А полюбят ли такой спектакль зрители? Кроме противоречивых телодвижений публике придется принять еще и нетипичную форму спектакля — здесь нет традиционной завязки, кульминации и развязки, время и пространство не определены, нарративность ускользает. Вместо череды событий и конфликтов на первом плане — текст, на который и обращено внимание как постановщиков, так и зрителя. Он выражается как вербально, так и невербально — пластикой, музыкой, эмоциями, экспрессией и даже цыканьем мужчин-хора.

«С одной стороны, Мюллер создает тотальную драму, а с другой — у него присутствует тотальная деконструкция драмы в привычном понимании. Здесь есть синтез — с одной стороны, постдраматическая деконструкция привычной формы, с другой — именно благодаря привлечению текста Эврипида возникает не просто монолог Медеи, а внутренняя драматургия: взаимодействие Язона и Медеи, няни и Медеи, детей и Медеи. Хор восстанавливает в какой-то степени в правах традиционную драматургическую форму, хотя делает это совершенно иначе», — говорит доцент КФУ Шевченко.
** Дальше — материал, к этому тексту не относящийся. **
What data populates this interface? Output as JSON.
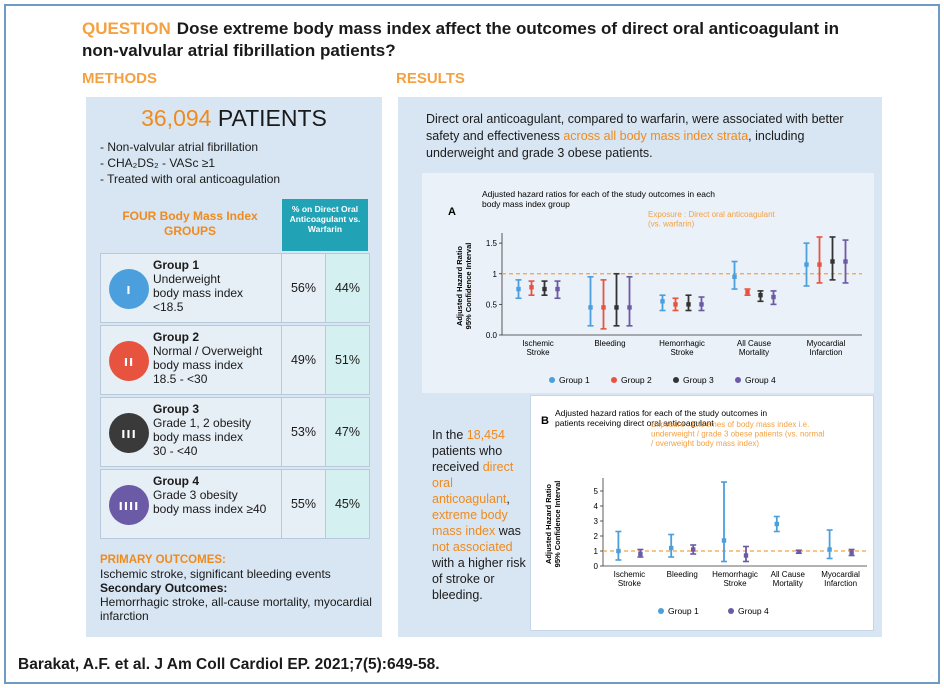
{
  "question": {
    "label": "QUESTION",
    "text": "Dose extreme body mass index affect the outcomes of direct oral anticoagulant in non-valvular atrial fibrillation patients?"
  },
  "methods": {
    "heading": "METHODS",
    "patients_number": "36,094",
    "patients_label": "PATIENTS",
    "bullets": [
      "- Non-valvular atrial fibrillation",
      "- CHA₂DS₂ - VASc ≥1",
      "- Treated with oral anticoagulation"
    ],
    "table_heading": "FOUR Body Mass Index GROUPS",
    "table_pct_heading": "% on Direct Oral Anticoagulant vs. Warfarin",
    "groups": [
      {
        "name": "Group 1",
        "lines": [
          "Underweight",
          "body mass index",
          "<18.5"
        ],
        "doac": "56%",
        "warfarin": "44%",
        "icon": "person-icon-1",
        "color": "#4a9fdc"
      },
      {
        "name": "Group 2",
        "lines": [
          "Normal / Overweight",
          "body mass index",
          "18.5 - <30"
        ],
        "doac": "49%",
        "warfarin": "51%",
        "icon": "person-icon-2",
        "color": "#e8533f"
      },
      {
        "name": "Group 3",
        "lines": [
          "Grade 1, 2 obesity",
          "body mass index",
          "30 - <40"
        ],
        "doac": "53%",
        "warfarin": "47%",
        "icon": "person-icon-3",
        "color": "#3a3a3a"
      },
      {
        "name": "Group 4",
        "lines": [
          "Grade 3 obesity",
          "body mass index ≥40"
        ],
        "doac": "55%",
        "warfarin": "45%",
        "icon": "person-icon-4",
        "color": "#6b5aa6"
      }
    ],
    "primary_heading": "PRIMARY OUTCOMES:",
    "primary_text": "Ischemic stroke, significant bleeding events",
    "secondary_heading": "Secondary Outcomes:",
    "secondary_text": "Hemorrhagic stroke, all-cause mortality, myocardial infarction"
  },
  "results": {
    "heading": "RESULTS",
    "summary_pre": "Direct oral anticoagulant, compared to warfarin, were associated with better safety and effectiveness ",
    "summary_highlight": "across all body mass index strata",
    "summary_post": ", including underweight and grade 3 obese patients.",
    "left_text": {
      "p1": "In the ",
      "n": "18,454",
      "p2": " patients who received ",
      "h1": "direct oral anticoagulant",
      "p3": ", ",
      "h2": "extreme body mass index",
      "p4": " was ",
      "h3": "not associated",
      "p5": " with a higher risk of stroke or bleeding."
    }
  },
  "chart_data": [
    {
      "type": "scatter",
      "panel": "A",
      "title": "Adjusted hazard ratios for each of the study outcomes in each body mass index group",
      "annotation": "Exposure : Direct oral anticoagulant (vs. warfarin)",
      "ylabel": "Adjusted Hazard Ratio 95% Confidence Interval",
      "ylim": [
        0,
        1.6
      ],
      "yticks": [
        "0.0",
        "0.5",
        "1",
        "1.5"
      ],
      "reference_line": 1,
      "categories": [
        "Ischemic Stroke",
        "Bleeding",
        "Hemorrhagic Stroke",
        "All Cause Mortality",
        "Myocardial Infarction"
      ],
      "series": [
        {
          "name": "Group 1",
          "color": "#4a9fdc",
          "estimate": [
            0.75,
            0.45,
            0.55,
            0.95,
            1.15
          ],
          "lower": [
            0.6,
            0.15,
            0.4,
            0.75,
            0.8
          ],
          "upper": [
            0.9,
            0.95,
            0.65,
            1.2,
            1.5
          ]
        },
        {
          "name": "Group 2",
          "color": "#e8533f",
          "estimate": [
            0.78,
            0.45,
            0.5,
            0.7,
            1.15
          ],
          "lower": [
            0.65,
            0.1,
            0.4,
            0.65,
            0.85
          ],
          "upper": [
            0.88,
            0.9,
            0.6,
            0.75,
            1.6
          ]
        },
        {
          "name": "Group 3",
          "color": "#333333",
          "estimate": [
            0.75,
            0.45,
            0.5,
            0.65,
            1.2
          ],
          "lower": [
            0.65,
            0.15,
            0.4,
            0.55,
            0.9
          ],
          "upper": [
            0.88,
            1.0,
            0.65,
            0.72,
            1.6
          ]
        },
        {
          "name": "Group 4",
          "color": "#6b5aa6",
          "estimate": [
            0.75,
            0.45,
            0.5,
            0.62,
            1.2
          ],
          "lower": [
            0.6,
            0.15,
            0.4,
            0.5,
            0.85
          ],
          "upper": [
            0.88,
            0.95,
            0.62,
            0.72,
            1.55
          ]
        }
      ]
    },
    {
      "type": "scatter",
      "panel": "B",
      "title": "Adjusted hazard ratios for each of the study outcomes in patients receiving direct oral anticoagulant",
      "annotation": "Exposure : Extremes of body mass index i.e. underweight / grade 3 obese patients (vs. normal / overweight body mass index)",
      "ylabel": "Adjusted Hazard Ratio 95% Confidence Interval",
      "ylim": [
        0,
        5.6
      ],
      "yticks": [
        "0",
        "1",
        "2",
        "3",
        "4",
        "5"
      ],
      "reference_line": 1,
      "categories": [
        "Ischemic Stroke",
        "Bleeding",
        "Hemorrhagic Stroke",
        "All Cause Mortality",
        "Myocardial Infarction"
      ],
      "series": [
        {
          "name": "Group 1",
          "color": "#4a9fdc",
          "estimate": [
            1.0,
            1.2,
            1.7,
            2.8,
            1.1
          ],
          "lower": [
            0.4,
            0.6,
            0.3,
            2.3,
            0.5
          ],
          "upper": [
            2.3,
            2.1,
            5.6,
            3.3,
            2.4
          ]
        },
        {
          "name": "Group 4",
          "color": "#6b5aa6",
          "estimate": [
            0.8,
            1.1,
            0.7,
            0.95,
            0.9
          ],
          "lower": [
            0.6,
            0.8,
            0.3,
            0.85,
            0.7
          ],
          "upper": [
            1.1,
            1.4,
            1.3,
            1.05,
            1.1
          ]
        }
      ]
    }
  ],
  "citation": "Barakat, A.F. et al. J Am Coll Cardiol EP. 2021;7(5):649-58."
}
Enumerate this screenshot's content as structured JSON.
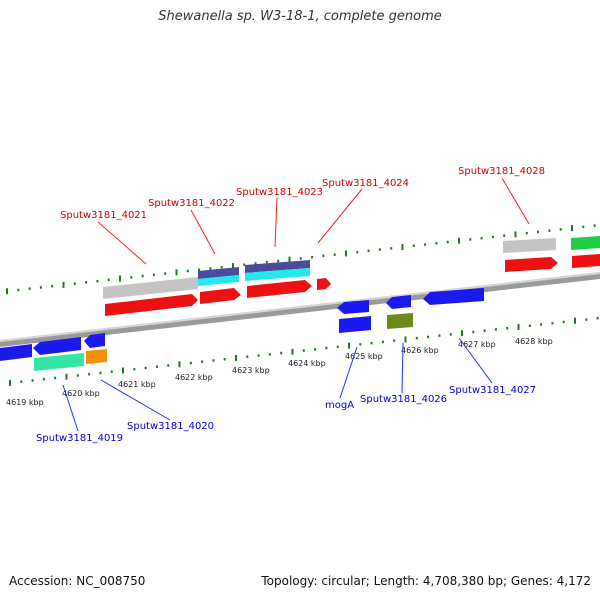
{
  "title": "Shewanella sp. W3-18-1, complete genome",
  "footer": {
    "accession": "Accession: NC_008750",
    "summary": "Topology: circular; Length: 4,708,380 bp; Genes: 4,172"
  },
  "colors": {
    "backbone": "#9a9a9a",
    "ticks": "#1e7a1e",
    "gene_label_top": "#cc0000",
    "gene_label_bottom": "#0000cc",
    "red": "#ee1111",
    "grey": "#c4c4c4",
    "navy": "#4b4b9e",
    "cyan": "#22eaea",
    "green": "#22cc44",
    "blue": "#1a1aee",
    "mint": "#33e6a6",
    "orange": "#f2900a",
    "olive": "#6a8a1a"
  },
  "scale_labels": [
    "4619 kbp",
    "4620 kbp",
    "4621 kbp",
    "4622 kbp",
    "4623 kbp",
    "4624 kbp",
    "4625 kbp",
    "4626 kbp",
    "4627 kbp",
    "4628 kbp"
  ],
  "gene_labels_top": [
    "Sputw3181_4021",
    "Sputw3181_4022",
    "Sputw3181_4023",
    "Sputw3181_4024",
    "Sputw3181_4028"
  ],
  "gene_labels_bottom": [
    "Sputw3181_4019",
    "Sputw3181_4020",
    "mogA",
    "Sputw3181_4026",
    "Sputw3181_4027"
  ]
}
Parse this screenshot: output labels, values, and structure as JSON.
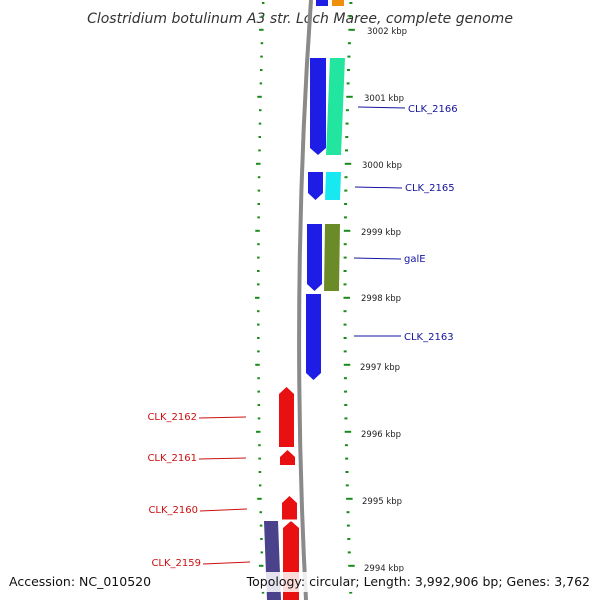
{
  "title": "Clostridium botulinum A3 str. Loch Maree, complete genome",
  "accession": "Accession: NC_010520",
  "topology": "Topology: circular; Length: 3,992,906 bp; Genes: 3,762",
  "kbp_labels": [
    "3002 kbp",
    "3001 kbp",
    "3000 kbp",
    "2999 kbp",
    "2998 kbp",
    "2997 kbp",
    "2996 kbp",
    "2995 kbp",
    "2994 kbp"
  ],
  "forward_genes": [
    {
      "label": "CLK_2166",
      "color": "#1d1de6"
    },
    {
      "label": "CLK_2165",
      "color": "#1d1de6"
    },
    {
      "label": "galE",
      "color": "#1d1de6"
    },
    {
      "label": "CLK_2163",
      "color": "#1d1de6"
    }
  ],
  "reverse_genes": [
    {
      "label": "CLK_2162",
      "color": "#e81010"
    },
    {
      "label": "CLK_2161",
      "color": "#e81010"
    },
    {
      "label": "CLK_2160",
      "color": "#e81010"
    },
    {
      "label": "CLK_2159",
      "color": "#e81010"
    }
  ],
  "colors": {
    "forward_label": "#1414a0",
    "reverse_label": "#cc1010",
    "tick": "#1a8a1a",
    "backbone": "#8a8a8a",
    "cog_green": "#22e6a0",
    "cog_cyan": "#18e8f0",
    "cog_olive": "#6b8a28",
    "cog_purple": "#4a428a",
    "cog_orange": "#f0900a"
  }
}
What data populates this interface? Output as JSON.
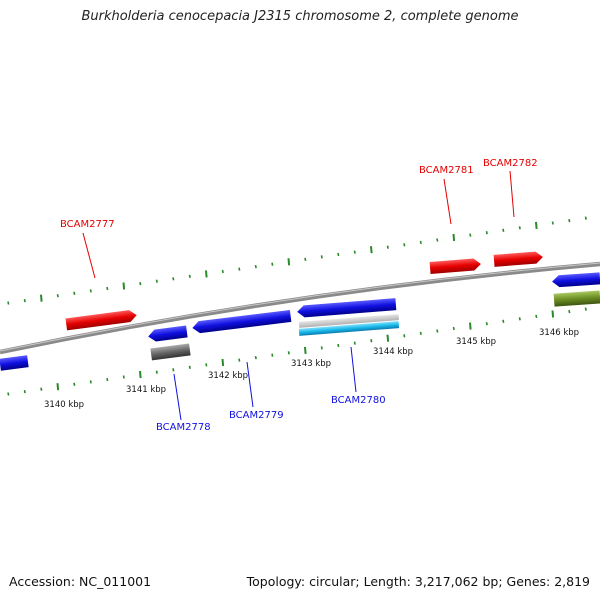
{
  "title": "Burkholderia cenocepacia J2315 chromosome 2, complete genome",
  "accession": "Accession: NC_011001",
  "topology": "Topology: circular; Length: 3,217,062 bp; Genes: 2,819",
  "scale": {
    "labels": [
      "3140 kbp",
      "3141 kbp",
      "3142 kbp",
      "3143 kbp",
      "3144 kbp",
      "3145 kbp",
      "3146 kbp"
    ]
  },
  "genes": {
    "forward_labels": [
      "BCAM2777",
      "BCAM2781",
      "BCAM2782"
    ],
    "reverse_labels": [
      "BCAM2778",
      "BCAM2779",
      "BCAM2780"
    ]
  },
  "colors": {
    "forward": "#e60000",
    "reverse": "#1010e0",
    "backbone": "#8a8a8a",
    "ticks": "#2a8a2a",
    "cyan": "#19b9e8",
    "olive": "#6b8e23",
    "gray_feature": "#666666"
  }
}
Играют этот спектакль редко — Мустаева считает, что злоупотреблять им не стоит, иначе артисты могут перегореть Играют этот спектакль редко — Мустаева считает, что злоупотреблять им не стоит, иначе артисты могут перегореть

Театровед подчеркивает — даже если трудно понять, что происходит на сцене, спектакль стоит смотреть ради эмоционального впечатления и возникающего в сознании зрителя внутреннего конфликта. «Мы прежде всего идем в театр за эмоцией. Если зрители не всегда рационально могли определить, что происходит, каким образом театр общается с ними, какой язык он использует, то на эмоциональном, физиологическом уровне впечатление очень сильное. Зритель может не понять мысли режиссера, кто-то воспринимает на чисто эмоциональном или телесном уровне, кто-то — на эстетическом. В современном театре не может быть ни однозначного решения, ни однозначного способа трактовки происходящего, и каждый зритель в своем сознании создает собственный спектакль. И в этом свойство современного театра — конфликт не столько разыгрывается на сцене, сколько переносится в сознание зрителя, которое становится полем столкновения разных точек зрения, разных эмоций, разных страстей, понимания жизни и себя в этом мире, понимания любви. И мне кажется, что все это работает в спектакле Альметьевского театра», — заключает Шевченко.

Правда, играют этот спектакль редко — Мустаева считает, что злоупотреблять им не стоит, иначе артисты могут перегореть. «Он сложный и психологически, и пластически, много ресурсов задействовано, и конечно, мы его играем очень редко. Недавно показывали в Астане и взяли „лучшую женскую роль“ на фестивале „Самгау“, несколько раз играли в Альметьевске». Тем ценнее становится постановка для каждого, кому представится возможность ее увидеть и решить для себя, готов ли он пойти вслед за альметьевскими актерами и открыть для себя мир постдраматического театра. Ибо что-то нам подсказывает, что история этой постановки на лонг-листе «Маски» не закончится.